「そう。つれないわね、こんな素敵な義弟二人を置き去りにして」
「もう慣れたさ。でもね、諸葛亮って奴はとんでもない智謀の持ち主だっていうから、もしかしたらベアトリクスを元の世界に戻す方法も知っているんじゃないかな」
「120%そんなことは無いはずだけど。ありがとう、関羽」
二人が話す向こうでは、張飛がオイオイと嗚咽を漏らしながら酒を飲んでいた。
次の日の朝、劉備が長身の青年を引き連れて帰宅した。
「みんな、紹介するよ。こちらが諸葛亮だ。俺と関羽と張飛は義兄弟の契りを結んだが、諸葛亮とは水魚の交わりというか、お布団のなかでいたずらな人魚というか・・・」
劉備の説明をさえぎるように、張飛が
「不潔、不潔よォ!」
と泣き叫ぶ。張飛の抗議にもまったく動じることがない様子で、新たな仲間、諸葛亮がくちをひらいた。
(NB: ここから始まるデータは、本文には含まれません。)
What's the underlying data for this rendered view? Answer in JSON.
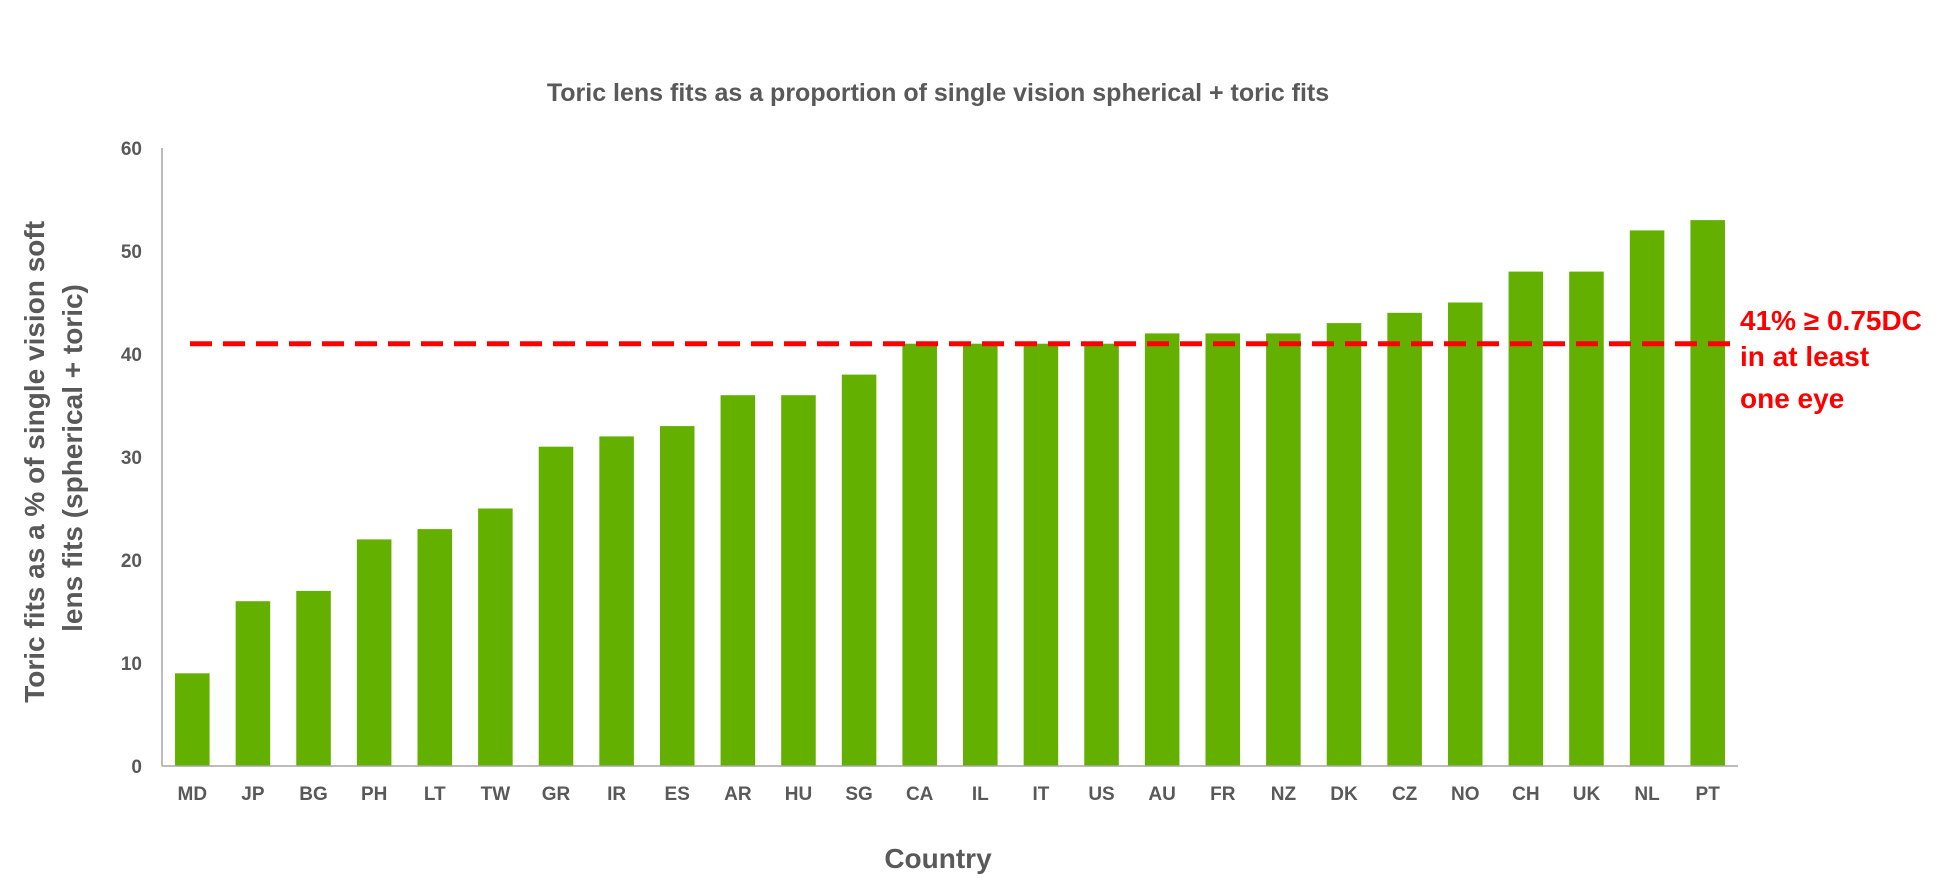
{
  "chart_data": {
    "type": "bar",
    "title": "Toric lens fits as a proportion of single vision spherical + toric fits",
    "xlabel": "Country",
    "ylabel_lines": [
      "Toric fits as a % of single vision soft",
      "lens fits (spherical + toric)"
    ],
    "ylim": [
      0,
      60
    ],
    "yticks": [
      0,
      10,
      20,
      30,
      40,
      50,
      60
    ],
    "grid": false,
    "categories": [
      "MD",
      "JP",
      "BG",
      "PH",
      "LT",
      "TW",
      "GR",
      "IR",
      "ES",
      "AR",
      "HU",
      "SG",
      "CA",
      "IL",
      "IT",
      "US",
      "AU",
      "FR",
      "NZ",
      "DK",
      "CZ",
      "NO",
      "CH",
      "UK",
      "NL",
      "PT"
    ],
    "values": [
      9,
      16,
      17,
      22,
      23,
      25,
      31,
      32,
      33,
      36,
      36,
      38,
      41,
      41,
      41,
      41,
      42,
      42,
      42,
      43,
      44,
      45,
      48,
      48,
      52,
      53
    ],
    "reference_line": {
      "value": 41,
      "label_lines": [
        "41% ≥ 0.75DC",
        "in at least",
        "one eye"
      ],
      "color": "#ff0000",
      "style": "dashed"
    },
    "bar_color": "#63b000"
  }
}
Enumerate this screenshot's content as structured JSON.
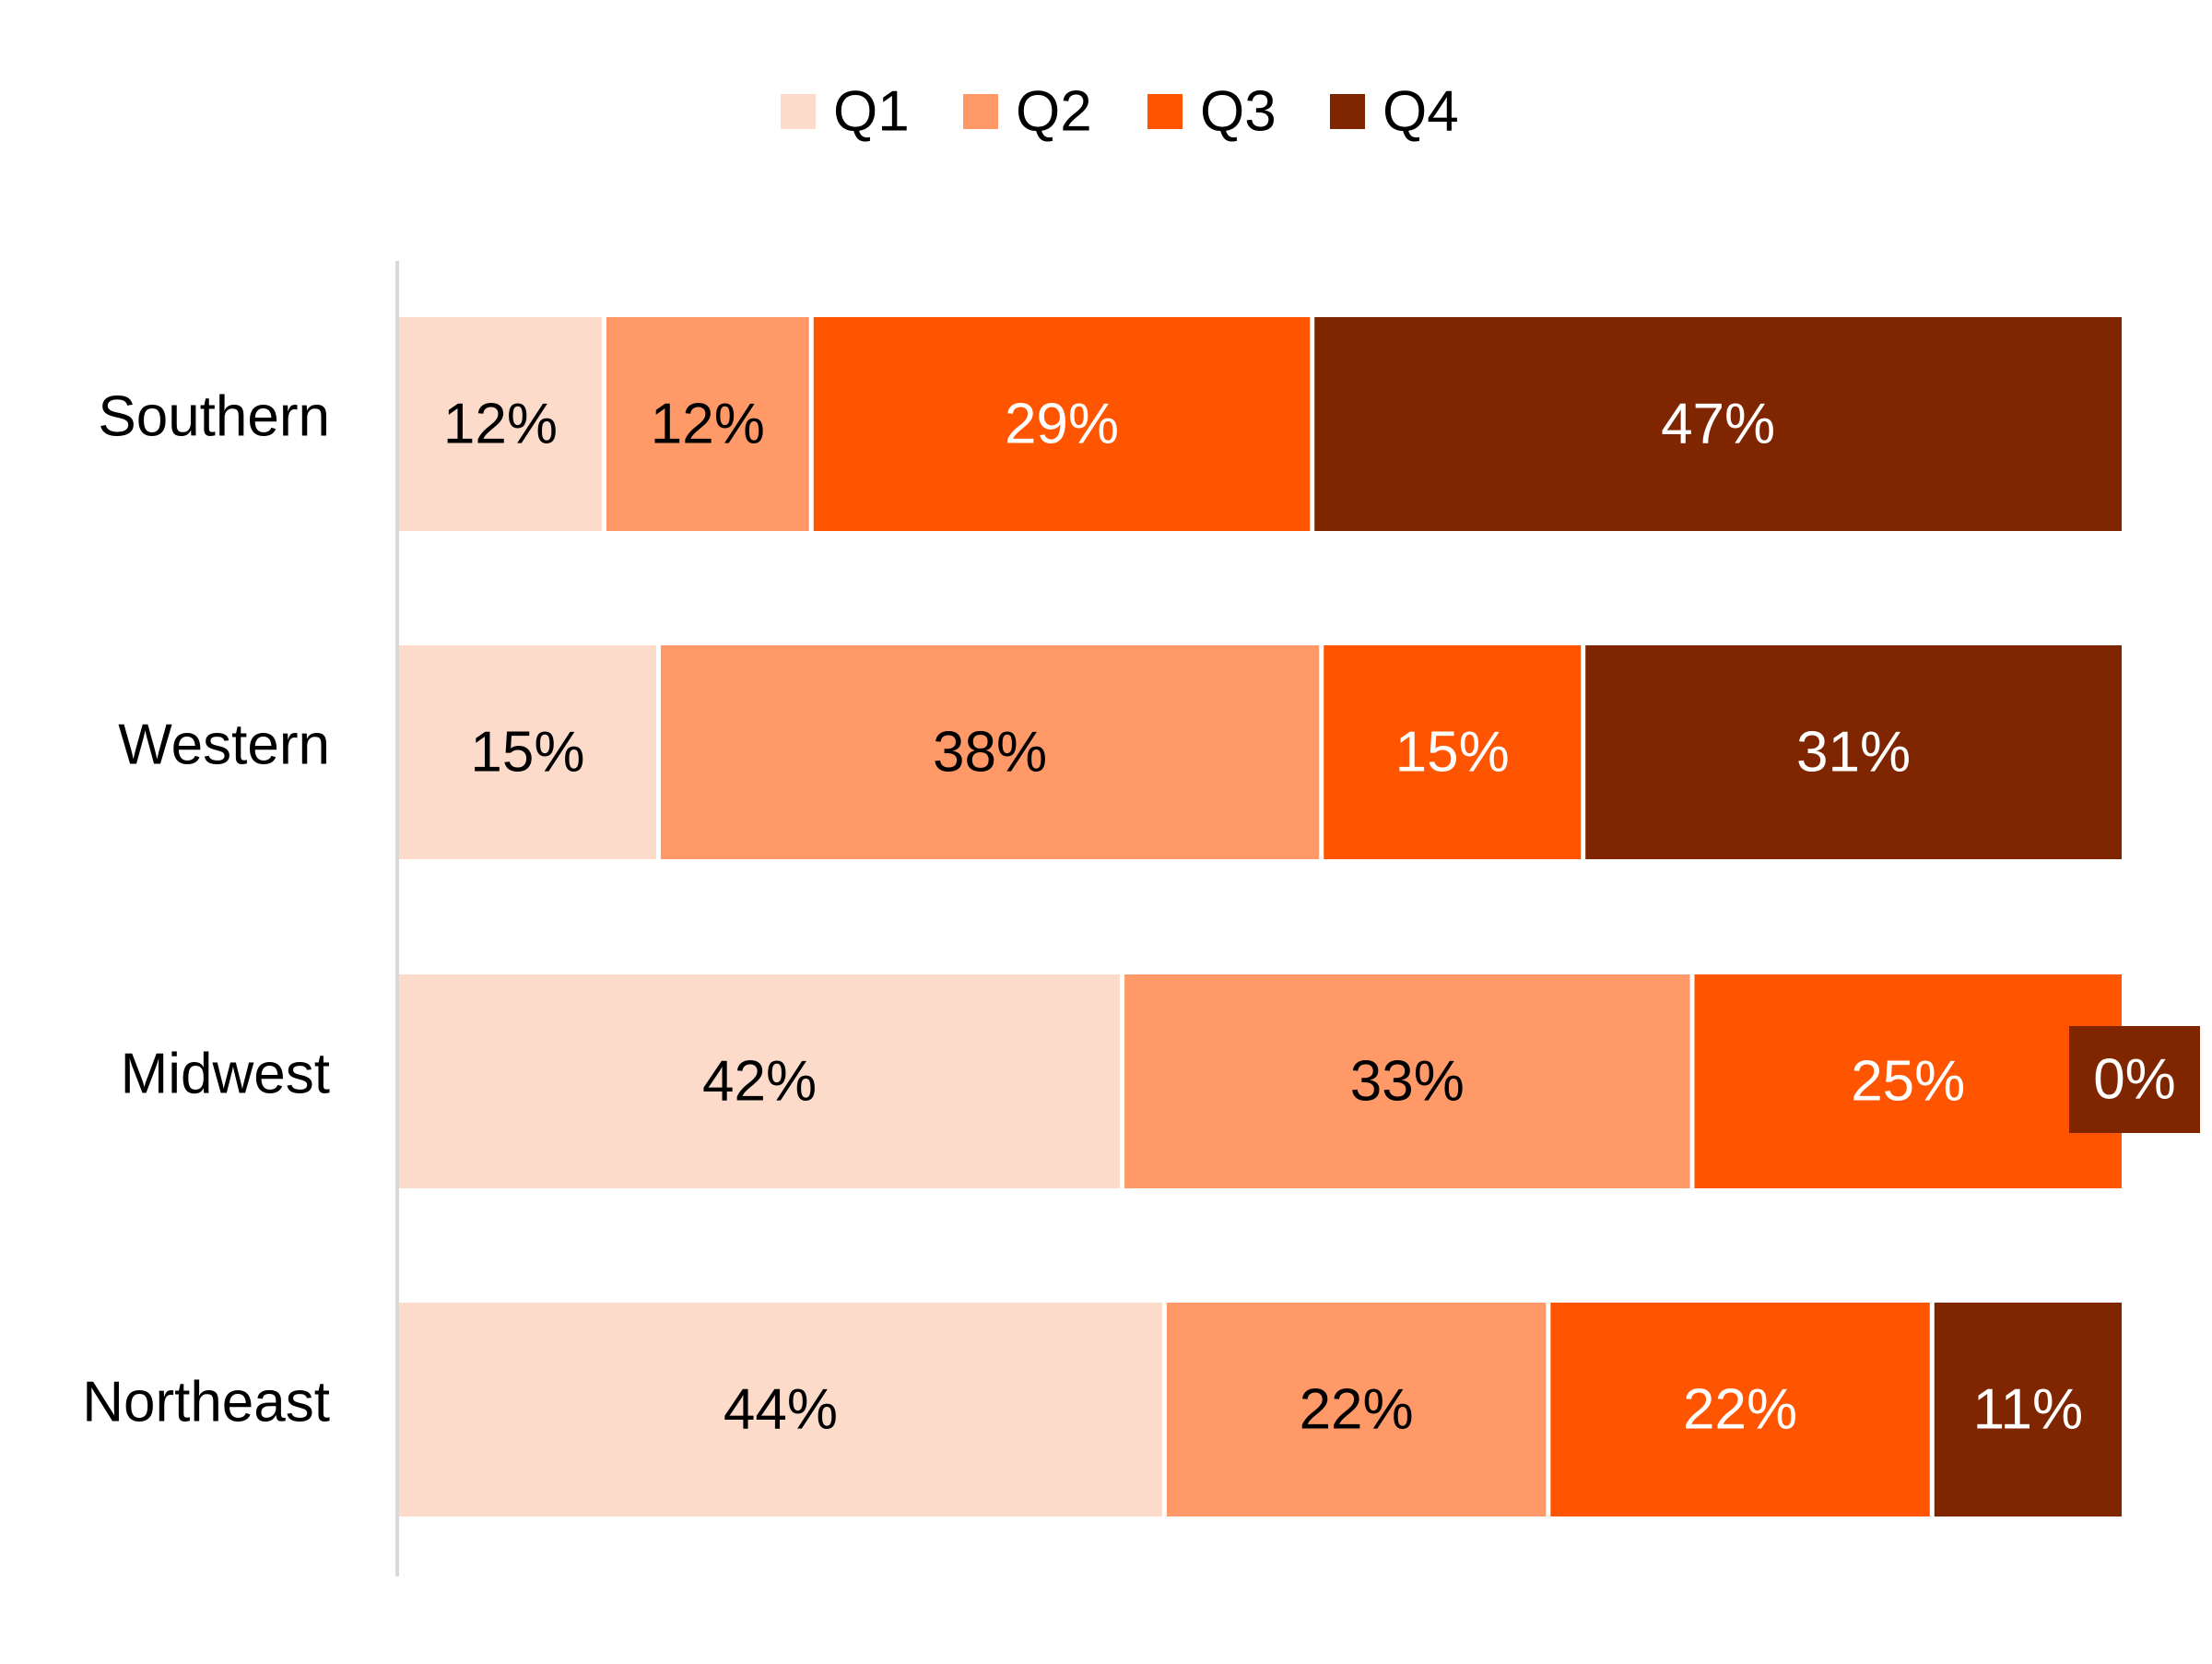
{
  "chart_data": {
    "type": "bar",
    "orientation": "horizontal",
    "stacked": true,
    "normalized": true,
    "title": "",
    "xlabel": "",
    "ylabel": "",
    "categories": [
      "Southern",
      "Western",
      "Midwest",
      "Northeast"
    ],
    "series": [
      {
        "name": "Q1",
        "color": "#FDDBCB",
        "values": [
          12,
          15,
          42,
          44
        ],
        "labels": [
          "12%",
          "15%",
          "42%",
          "44%"
        ]
      },
      {
        "name": "Q2",
        "color": "#FF9A68",
        "values": [
          12,
          38,
          33,
          22
        ],
        "labels": [
          "12%",
          "38%",
          "33%",
          "22%"
        ]
      },
      {
        "name": "Q3",
        "color": "#FF5400",
        "values": [
          29,
          15,
          25,
          22
        ],
        "labels": [
          "29%",
          "15%",
          "25%",
          "22%"
        ]
      },
      {
        "name": "Q4",
        "color": "#7F2600",
        "values": [
          47,
          31,
          0,
          11
        ],
        "labels": [
          "47%",
          "31%",
          "0%",
          "11%"
        ]
      }
    ],
    "label_colors": [
      "#000000",
      "#000000",
      "#ffffff",
      "#ffffff"
    ],
    "legend": {
      "position": "top-center"
    },
    "grid": false,
    "xlim": [
      0,
      100
    ]
  }
}
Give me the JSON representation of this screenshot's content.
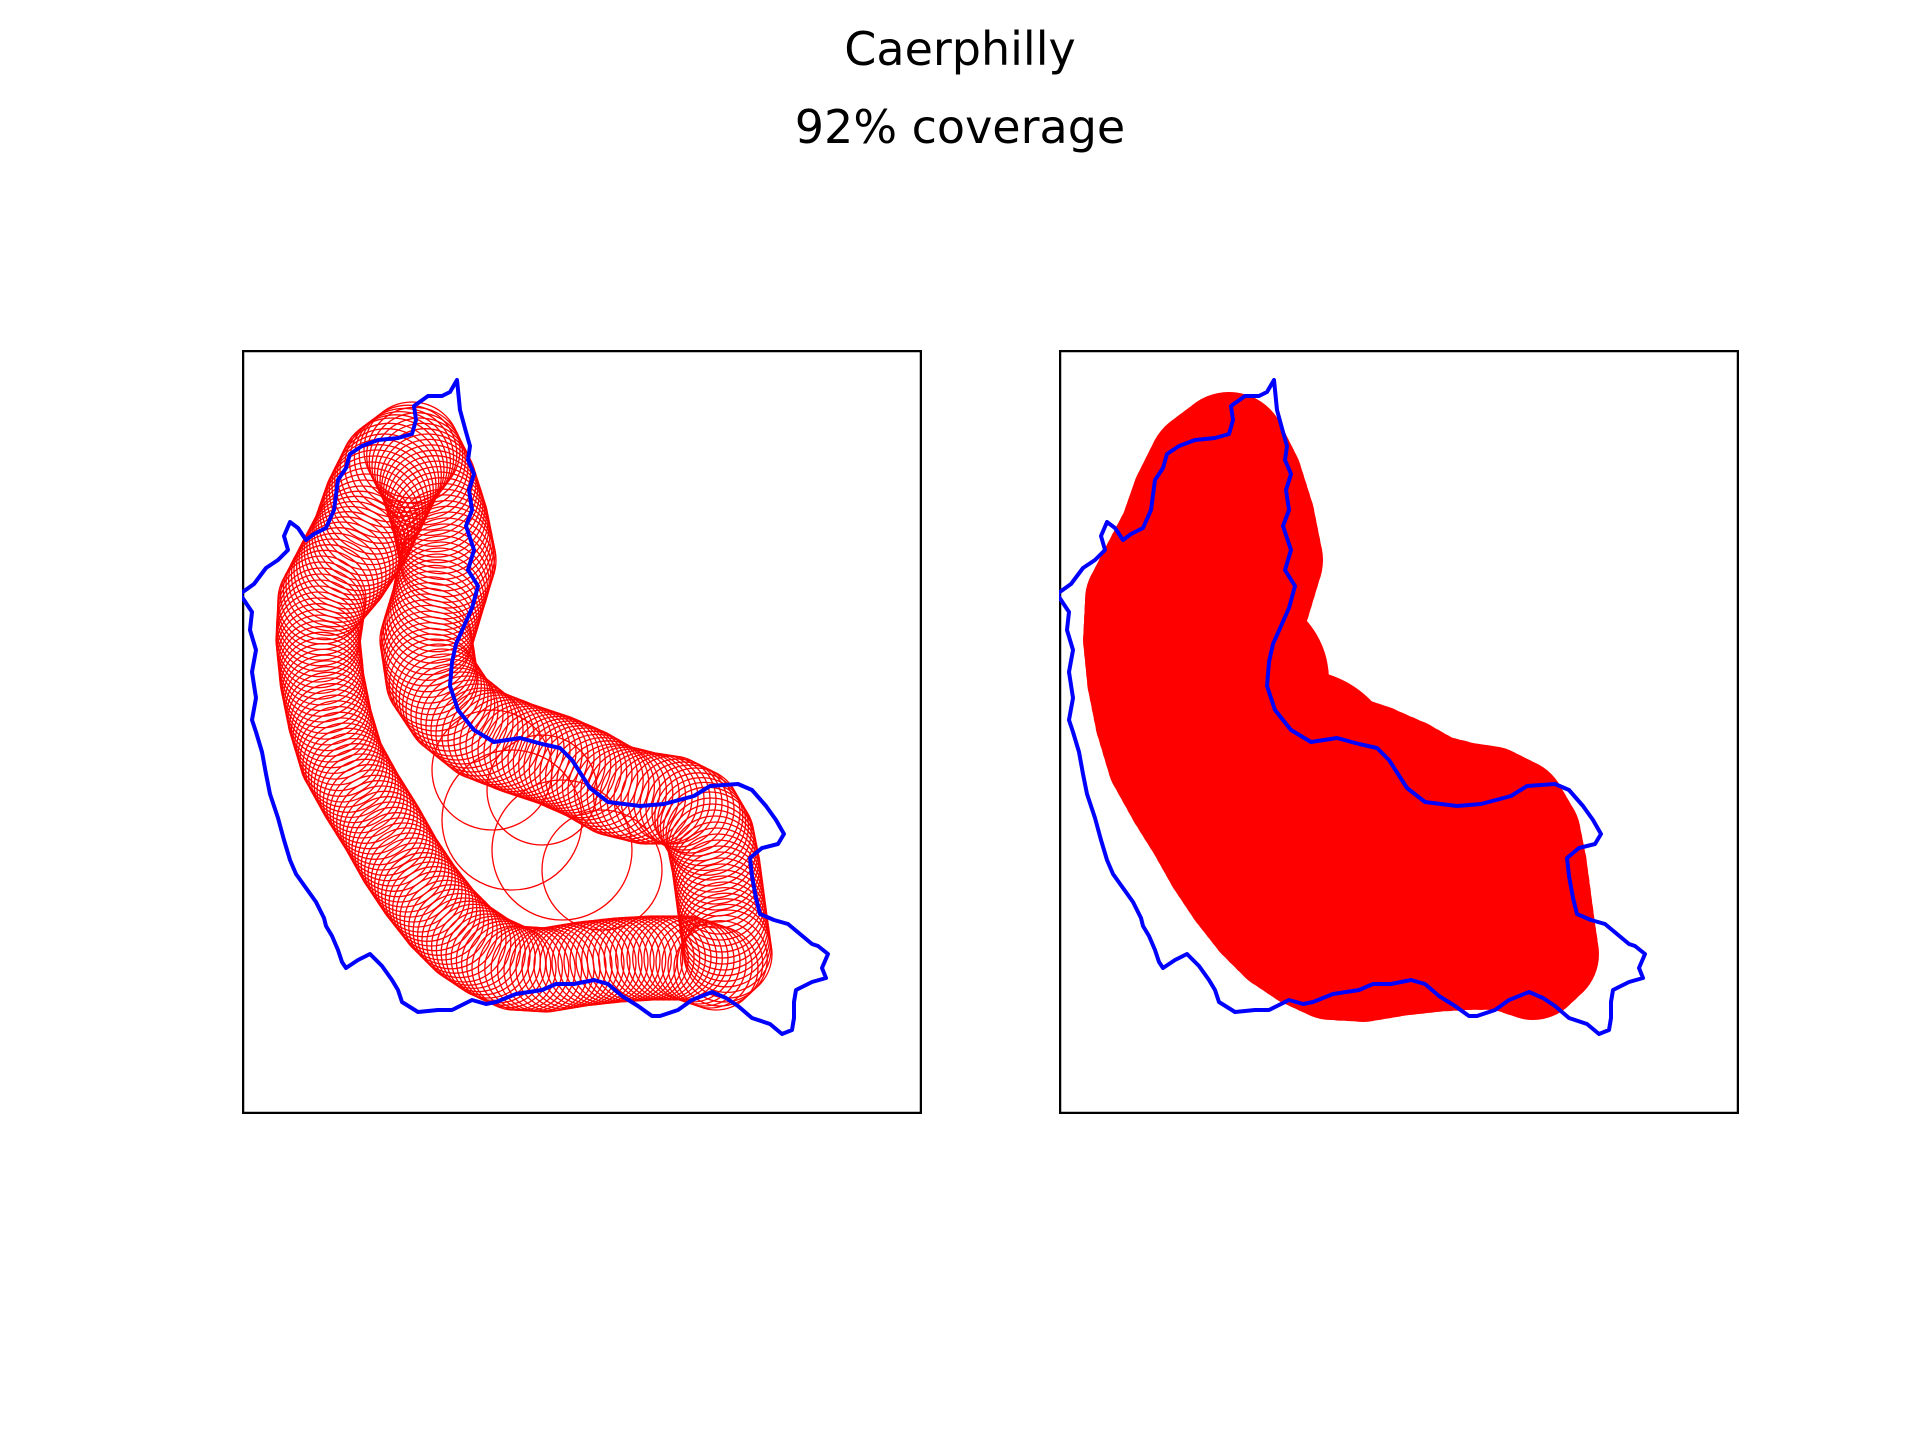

「はじめまして。ABCD Eことしようよ Fして Gして Hして Hの後には愛がある。諸葛亮です」
「うわぁ!知恵者だァ!」
劉備と関羽と張飛は諸葛亮を取り囲んで、その智謀を褒め称えながらベタベタと顔や体を触り始めた。
「こら、ダメだよ、こんな昼間っから。アッ!そこはダメだったら!」
大はしゃぎでじゃれあう男たちを、ベアトリクスは少し離れた場所から冷めた目で見つめた。